Lo speciale dispositivo nettavomito, per esempio, brevettato da una ditta sudafricana, era un gioiello della tecnica. Per saperlo usare ci volevano un paio di settimane di corso, dopo di che si riceveva un regolare diploma, un patentino. Dotato di un sistema ad aspirazione forzata, compiuta la fase di pulizia, irrorava uno speciale disinfettante che lasciava nell’aria un intenso odore di gelsomino. Invece le cartacce, i bicchieri di plastica, la roba leggera insomma, veniva prima sospinta con potenti soffioni diesel verso dei punti di concentrazione segnati da appositi cartelli e poi letteralmente succhiata dai veicoli speciali della ES Collect, dipartimento speciale della ES Services, per essere maciullata e ridotta a materiale di riciclo, trattato da compostiere bio, confezionato in cubi da 2,60 per 2,60 per 2,60, detti anche, in gergo, “i bronzi di Riace”. Migliaia di container carichi di questi cubetti – così li chiamava affettuosamente il potente Ceo di ES holding – prendevano il largo per essere esportati in tutto il mondo. In dogana li registravano come tourist waste from Italy.

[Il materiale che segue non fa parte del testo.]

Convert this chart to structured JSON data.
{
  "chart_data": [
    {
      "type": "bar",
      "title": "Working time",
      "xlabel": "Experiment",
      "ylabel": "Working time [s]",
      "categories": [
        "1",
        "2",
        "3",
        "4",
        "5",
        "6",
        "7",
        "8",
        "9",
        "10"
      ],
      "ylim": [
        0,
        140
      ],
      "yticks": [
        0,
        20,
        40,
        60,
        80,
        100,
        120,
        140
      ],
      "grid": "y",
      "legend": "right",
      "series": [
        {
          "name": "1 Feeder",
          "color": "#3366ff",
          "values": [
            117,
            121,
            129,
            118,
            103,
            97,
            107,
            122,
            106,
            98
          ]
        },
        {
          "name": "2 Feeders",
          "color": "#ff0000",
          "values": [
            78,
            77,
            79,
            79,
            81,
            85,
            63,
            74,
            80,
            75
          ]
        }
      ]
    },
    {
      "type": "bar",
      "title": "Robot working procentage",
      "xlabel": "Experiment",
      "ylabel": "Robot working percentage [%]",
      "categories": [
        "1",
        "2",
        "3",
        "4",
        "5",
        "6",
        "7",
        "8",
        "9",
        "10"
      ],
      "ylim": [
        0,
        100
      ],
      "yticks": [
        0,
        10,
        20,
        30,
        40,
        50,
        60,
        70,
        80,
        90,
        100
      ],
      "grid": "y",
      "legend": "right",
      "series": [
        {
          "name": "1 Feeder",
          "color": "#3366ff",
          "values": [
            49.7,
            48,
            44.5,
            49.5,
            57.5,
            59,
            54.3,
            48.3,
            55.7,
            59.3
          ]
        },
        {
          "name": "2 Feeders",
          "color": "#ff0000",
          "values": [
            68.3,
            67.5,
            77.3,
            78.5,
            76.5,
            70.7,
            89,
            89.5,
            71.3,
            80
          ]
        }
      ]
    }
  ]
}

L’on. Adelina Zanzottera del Partito del Risveglio Industriale Italiano (PRII) era una donna determinata. Il governo avrebbe dovuto chiedere e ottenere dalla UE l’autorizzazione a mettere sui cubetti il marchio “made in Italy”. Si opponevano i soliti 7 Bastoni dicendo che c’era poca tecnologia italiana negli attrezzi usati da ES. In Parlamento il dibattito sul tema divenne sempre più infuocato, nella seduta del 3 maggio 2066 si venne addirittura alle mani e un commesso rimase leggermente contuso. Ma la tenace onorevole la spuntò. Aveva scoperto e potuto dimostrare che l’idea di odorare di gelsomino il disinfettante irrorato dai dispositivi nettavomito era di un tecnico italiano emigrato in Sudafrica negli anni 30 del secolo. La UE non poté fare obiezioni e la mattina del 1 maggio del 2067, giorno festivo in ricordo dell’Expo del 2015, la Zanzottera si faceva fotografare a Milano sulle rive dei Navigli sommerse di rifiuti. Brandiva l’attrezzo nettavomito come fosse un Kalaschnikov, aveva il volto semicoperto da una mascherina anti-epidemie che le nascondeva, purtroppo, il bel sorriso. Si seppe soltanto con le edizioni straordinarie dei quotidiani del pomeriggio che un autista di mezzi speciali di ES Collect, stressato o incazzato perché doveva lavorare il giorno di festa, per errore aveva azionato l’aspiratore mentre il mezzo passava vicino all’on. Zanzottera ed al gruppo di giornalisti e fotografi che l’accompagnavano. La povera Adelina ed un fotografo erano stati risucchiati e maciullati all’istante. Sul luogo erano intervenuti i carabinieri ed il magistrato di turno.